Indore temple to pay Rs 2 crore tax penalty for depositing banned notes
The IT department imposed a 77% tax penalty on the total amount deposited by the temple administration after demonetization in November and December 2016. It asked the temple management to deposit Rs 2 crores with the department, said an IT officer.Updated: Dec 09, 2019 19:49 IST
The Income Tax department has issued a notice of Rs 2 crores to the management committee of the 132-year-old Lord Hanuman Temple in Indore for depositing Rs 26 lakh in demonetized currency after the ban in 2016, an official from the IT department said.

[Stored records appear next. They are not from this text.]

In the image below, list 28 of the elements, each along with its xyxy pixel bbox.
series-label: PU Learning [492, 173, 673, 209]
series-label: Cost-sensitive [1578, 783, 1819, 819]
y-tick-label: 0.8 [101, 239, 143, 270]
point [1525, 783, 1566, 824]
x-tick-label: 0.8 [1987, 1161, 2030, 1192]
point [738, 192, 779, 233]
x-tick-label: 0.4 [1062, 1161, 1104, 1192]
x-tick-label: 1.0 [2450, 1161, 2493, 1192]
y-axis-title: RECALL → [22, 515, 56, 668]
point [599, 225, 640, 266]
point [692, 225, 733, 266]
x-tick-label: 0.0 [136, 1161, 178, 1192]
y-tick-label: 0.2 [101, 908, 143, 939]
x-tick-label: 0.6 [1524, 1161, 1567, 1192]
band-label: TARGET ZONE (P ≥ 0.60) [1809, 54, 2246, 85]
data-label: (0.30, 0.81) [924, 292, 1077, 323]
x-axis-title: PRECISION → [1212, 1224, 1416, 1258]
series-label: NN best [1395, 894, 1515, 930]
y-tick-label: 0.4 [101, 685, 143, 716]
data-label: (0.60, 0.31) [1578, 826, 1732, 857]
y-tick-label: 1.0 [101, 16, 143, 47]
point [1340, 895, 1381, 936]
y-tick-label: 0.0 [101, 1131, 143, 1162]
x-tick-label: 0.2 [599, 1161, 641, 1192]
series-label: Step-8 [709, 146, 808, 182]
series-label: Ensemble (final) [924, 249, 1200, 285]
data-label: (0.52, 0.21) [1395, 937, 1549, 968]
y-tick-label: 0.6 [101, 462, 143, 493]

The IT department imposed a 77% tax penalty on the total amount deposited by the temple administration after demonetization in November and December 2016. It asked the temple management to deposit Rs 2 crores with the department, said an IT officer, who did not want to be named.
“Since most of the temples, religious trusts and institutions received donations in bulk during demonetization; the IT department scrutinized all such transactions. The deposit of Rs 26 lakh came to light in a scrutiny of transaction that took place in the bank account of the temple which is controlled by the government but not registered under the Income Tax Act 1961, which exempts religious trusts from the tax,” said the officer.
The notice was first served in November 2017 but the temple administration did not reply. The IT department sought a reply from the temple administration till December 13.
Temple manager Deepesh Vyas said, “As the temple was constructed on government land and is under government control, we never paid any taxes. We didn’t find the donation of Rs 26 lakh in two months because the temple received an average donation of about Rs 7-8 lakh every month.”
“When the first notice was served in 2017, we did not reply. Now, we have informed Rau sub-divisional magistrate (SDM), who is the head of the temple administration,” Vyas said.
Rau SDM Ravi Kumar Singh said, “I have received information about the notice recently. I will reply accordingly.”